There are some who feel that a move to CDA for electronic prescribing is a better option than using HL7 V2 messages. I would contend that this is seriously misguided.
Prescribing is in effect an ordering activity and orders have line items and are not documents in any logical sense. While printed prescriptions may appear to be documents to a casual observer they are in fact a collection of orders and as is usually the case with orders each line item has state that changes in an independent fashion form the other line items. It is not uncommon the cancel an order, or modify the dose or form and this needs to be done at a line item level, not a document level. In effect each line item has methods to change its state, eg from ordered to cancelled or to update it. In a similar fashion the dispenser may substitute one line item for another or decide to cancel one line item. Also they may want to forward one line item to another dispenser, but dispense the others. In effect each drug order is an object with state and methods which supports an extensive array of methods that change its state and allow these state changes to be notified. A brief glance at the HL7 V2 Medication standard produced by Standards Australia with show a vast array of interactions and state changes rather than transfers of simple documents. Supporting these with a document is messy at best as the document is supposed to be static, when in fact every line item is dynamic with a life of its own. To do this with CDA would require adding all the methods as external logic and result in a huge number of new documents, without any good mechanism to identify which line item was changing.
In contrast HL7 V2 has a mature and if need be complex array of ways to effect these state changes. The challenge to is fact to define what you want to eliminate to make it easier to implement rather than a complete lack of abilities. Having a mechanism that supports the full range of state changes may seem complex at first, but ignoring the complexity of the real environment and going for a simple document solution may seem attractive at first but the pain is merely delayed as the lack of support for the know use cases will make future changes extremely difficult and the document model is wrong.
To suggest that CDA is more advanced is wrong. It is a technology that is still under development and a move to V3 of CDA, which is not backward compatible, is planned. The HL7 V3 medication messaging model would be more suitable, but is not ready and in a similar fashion there are changes planned with a move to V2 of the HL7 V3 data types (and V3 of the CDA standard).
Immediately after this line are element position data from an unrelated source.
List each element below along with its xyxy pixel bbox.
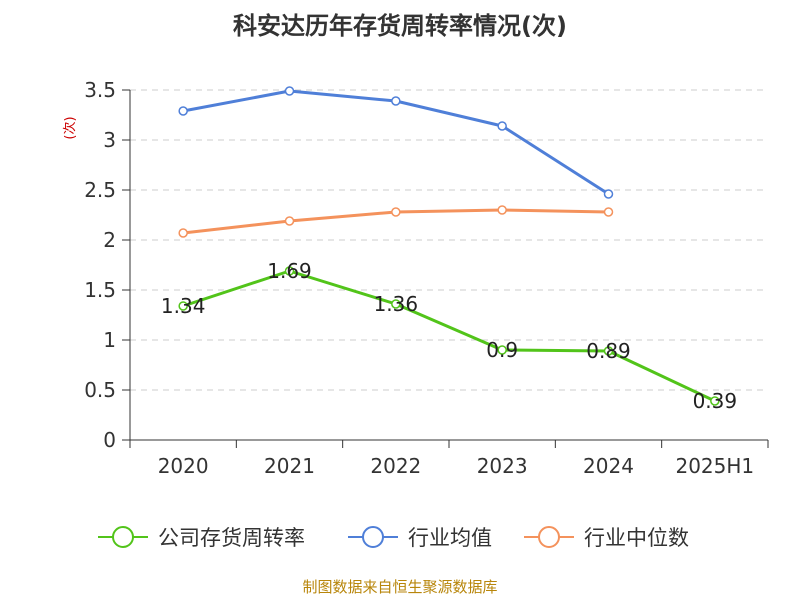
data-label: 0.39 bbox=[693, 389, 738, 413]
series-point-1 bbox=[178, 106, 188, 116]
legend-marker bbox=[538, 526, 560, 548]
x-tick-label: 2023 bbox=[477, 454, 528, 478]
x-tick-label: 2021 bbox=[264, 454, 315, 478]
legend-item-0[interactable]: 公司存货周转率 bbox=[98, 526, 305, 550]
data-label: 0.89 bbox=[586, 339, 631, 363]
series-point-0 bbox=[603, 346, 614, 356]
y-tick-label: 1 bbox=[103, 328, 116, 352]
series-lines bbox=[178, 86, 720, 406]
series-point-2 bbox=[178, 228, 188, 238]
x-tick-label: 2020 bbox=[158, 454, 209, 478]
legend-label: 公司存货周转率 bbox=[158, 526, 305, 550]
legend-marker bbox=[362, 526, 384, 548]
data-label: 1.34 bbox=[161, 294, 206, 318]
legend-label: 行业中位数 bbox=[584, 526, 689, 550]
series-point-2 bbox=[603, 207, 614, 217]
series-point-1 bbox=[603, 189, 614, 199]
legend-item-2[interactable]: 行业中位数 bbox=[524, 526, 689, 550]
series-point-1 bbox=[284, 86, 295, 96]
series-line-1 bbox=[182, 89, 610, 196]
series-point-2 bbox=[497, 205, 507, 215]
legend: 公司存货周转率 行业均值 行业中位数 bbox=[98, 526, 689, 550]
data-label: 0.9 bbox=[486, 338, 518, 362]
x-tick-label: 2025H1 bbox=[675, 454, 754, 478]
series-point-2 bbox=[391, 207, 401, 217]
y-tick-label: 2 bbox=[103, 228, 116, 252]
data-labels: 1.34 1.69 1.36 0.9 0.89 0.39 bbox=[161, 259, 737, 413]
series-point-1 bbox=[391, 96, 401, 106]
source-footer: 制图数据来自恒生聚源数据库 bbox=[302, 578, 497, 596]
data-label: 1.36 bbox=[374, 292, 419, 316]
y-tick-label: 0.5 bbox=[84, 378, 116, 402]
y-tick-label: 0 bbox=[103, 428, 116, 452]
chart-title: 科安达历年存货周转率情况(次) bbox=[233, 12, 567, 40]
y-axis-label: (次) bbox=[62, 116, 78, 139]
y-tick-label: 3.5 bbox=[84, 78, 116, 102]
legend-label: 行业均值 bbox=[408, 526, 492, 550]
series-point-0 bbox=[497, 345, 507, 355]
x-tick-label: 2024 bbox=[583, 454, 634, 478]
series-point-0 bbox=[284, 266, 295, 276]
x-tick-label: 2022 bbox=[370, 454, 421, 478]
series-line-0 bbox=[182, 269, 716, 403]
y-tick-label: 1.5 bbox=[84, 278, 116, 302]
y-tick-label: 3 bbox=[103, 128, 116, 152]
series-point-1 bbox=[497, 121, 507, 131]
data-label: 1.69 bbox=[267, 259, 312, 283]
legend-marker bbox=[112, 526, 134, 548]
series-point-0 bbox=[710, 396, 720, 406]
y-tick-label: 2.5 bbox=[84, 178, 116, 202]
grid-lines bbox=[130, 89, 768, 391]
series-point-2 bbox=[284, 216, 295, 226]
legend-item-1[interactable]: 行业均值 bbox=[348, 526, 492, 550]
axes: 0 0.5 1 1.5 2 2.5 3 3.5 2020 2021 2022 2023 2024 2025… bbox=[84, 78, 769, 478]
series-point-0 bbox=[391, 299, 401, 309]
series-point-0 bbox=[178, 301, 188, 311]
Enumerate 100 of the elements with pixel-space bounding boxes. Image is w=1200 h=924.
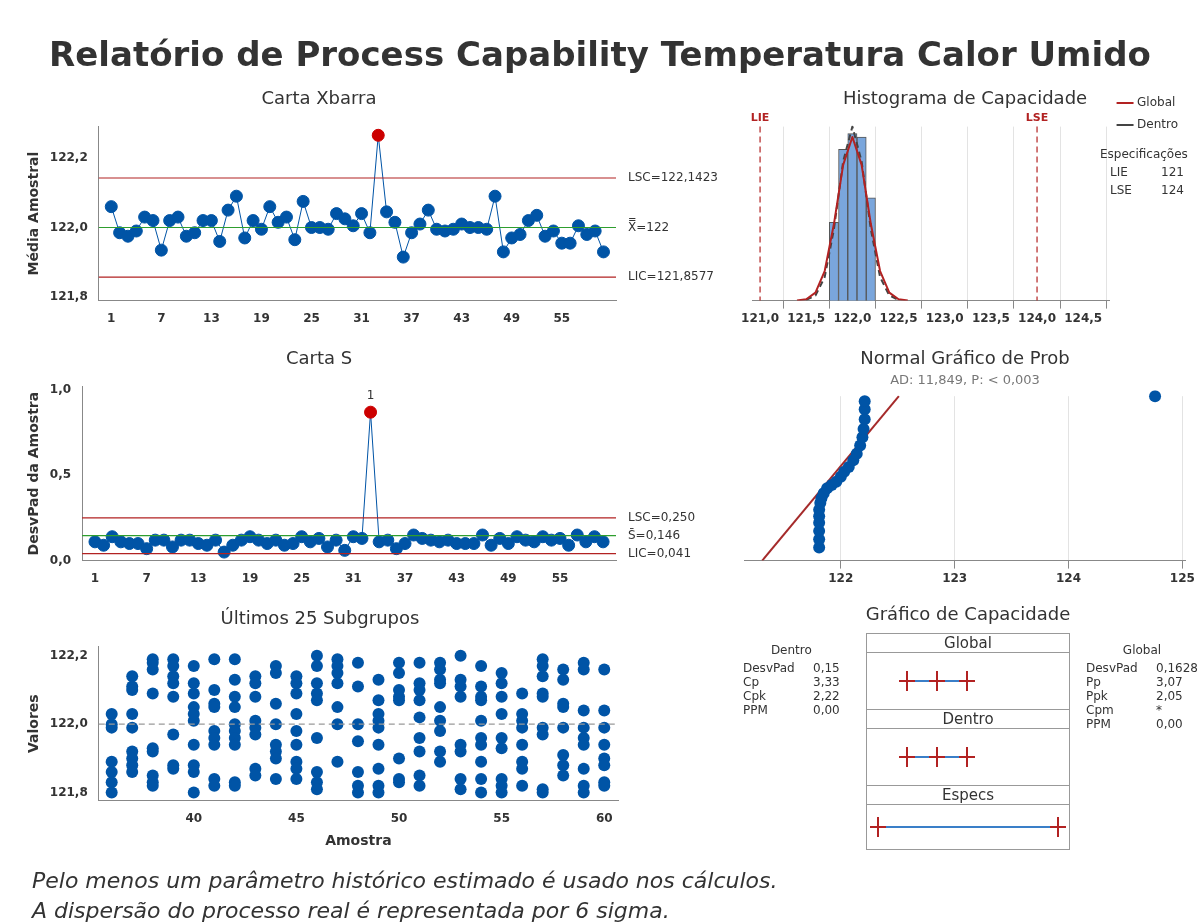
x-tick-label: 7 [157,310,166,325]
point [530,208,544,222]
ref-line-label: X̿=122 [628,218,670,234]
text: Relatório de Process Capability Temperatura Calor Umido [48,34,1152,74]
annotation: Especificações [1100,147,1188,162]
point [296,194,310,208]
point [171,210,185,224]
point [146,214,160,228]
point [154,243,168,257]
chart-title: Últimos 25 Subgrupos [220,607,420,629]
ref-line-label: LIE [750,110,770,124]
x-tick-label: 122,5 [879,310,918,325]
ref-line-label: LSE [1025,110,1049,124]
x-tick-label: 37 [403,310,420,325]
point [398,537,412,551]
point [405,226,419,240]
legend-label: Global [1137,95,1176,110]
x-tick-label: 121,5 [787,310,826,325]
point [364,405,378,419]
point [188,226,202,240]
chart-title: Histograma de Capacidade [842,87,1088,109]
chart-title: Normal Gráfico de Prob [860,347,1070,369]
x-tick-label: 31 [344,570,362,585]
y-tick-label: 0,5 [49,467,72,482]
x-tick-label: 121,0 [741,310,780,325]
point [140,542,154,556]
text: Cpk 2,22 [743,689,840,703]
x-tick-label: 123 [942,570,968,585]
text: DesvPad 0,15 [743,661,840,675]
chart-subtitle: AD: 11,849, P: < 0,003 [890,371,1040,387]
point [488,189,502,203]
point [355,207,369,221]
annotation: 1 [366,388,375,403]
x-tick-label: 124,0 [1018,310,1057,325]
point [229,189,243,203]
point [588,224,602,238]
x-tick-label: 19 [241,570,259,585]
x-tick-label: 55 [493,811,510,826]
point [596,245,610,259]
text: Dentro [769,643,813,657]
point [338,543,352,557]
category-label: Global [867,634,1069,653]
x-tick-label: 43 [448,570,466,585]
x-tick-label: 122,0 [833,310,872,325]
point [286,537,300,551]
x-tick-label: 1 [107,310,116,325]
y-axis-title: Valores [25,694,42,754]
point [288,233,302,247]
x-tick-label: 19 [253,310,270,325]
point [129,224,143,238]
chart-title: Carta Xbarra [261,87,377,109]
point [546,224,560,238]
text: Gráfico de Capacidade [864,603,1072,624]
point [388,215,402,229]
x-tick-label: 125 [1169,570,1195,585]
x-tick-label: 31 [353,310,370,325]
x-tick-label: 55 [551,570,569,585]
text: A dispersão do processo real é representada por 6 sigma. [32,897,671,924]
x-tick-label: 25 [303,310,320,325]
ref-line-label: LIC=121,8577 [628,269,714,284]
point [329,533,343,547]
point [380,205,394,219]
text: Global [1121,643,1163,657]
ref-line-label: LSC=0,250 [628,510,696,525]
text: LIE 121 [1110,165,1184,180]
x-tick-label: 13 [189,570,207,585]
text: Ppk 2,05 [1086,689,1183,703]
y-tick-label: 121,8 [49,289,88,304]
point [467,537,481,551]
point [355,531,369,545]
x-tick-label: 43 [453,310,471,325]
point [396,250,410,264]
point [513,227,527,241]
x-tick-label: 45 [288,811,305,826]
text: Pelo menos um parâmetro histórico estimado é usado nos cálculos. [32,867,778,895]
point [1149,390,1162,403]
point [363,226,377,240]
point [209,533,223,547]
ref-line-label: S̄=0,146 [628,527,681,542]
point [263,200,277,214]
x-tick-label: 123,0 [925,310,964,325]
text: LSE 124 [1110,183,1184,198]
chart-title: Carta S [285,347,353,369]
legend-label: Dentro [1137,117,1179,132]
x-tick-label: 49 [500,570,517,585]
y-tick-label: 122,0 [49,219,88,234]
y-axis-title: DesvPad da Amostra [25,391,42,556]
point [165,540,179,554]
point [312,531,326,545]
y-tick-label: 122,2 [49,150,88,165]
x-tick-label: 40 [185,811,203,826]
point [501,537,515,551]
point [562,538,576,552]
ref-line-label: LSC=122,1423 [628,170,718,185]
category-label: Dentro [867,709,1069,729]
x-tick-label: 124 [1056,570,1082,585]
y-tick-label: 122,2 [49,647,88,662]
x-tick-label: 50 [390,811,408,826]
point [381,533,395,547]
point [238,231,252,245]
We have a standard and well defined use cases in HL7 V2 and know that the model can support the rich interactions that should be part of the future. With CDA we have a trendy document format, never designed for Medication orders, and unproven in this role. The basic functionality of sending a document would be relatively easy, but that is the tip of the iceberg and all other interactions will involve re-engineering the order interactions that have been a proven part of v2 orders for many years. Its fools gold and will not provide us with a path to the future, but will be an expensive diversion. If HL7 V3 is the target we need Medication Messaging and not documents. Medication messaging is harder because the use cases are harder.
What we have in CDA is a solution for the easiest use case, but no path to a rich eHealth landscape.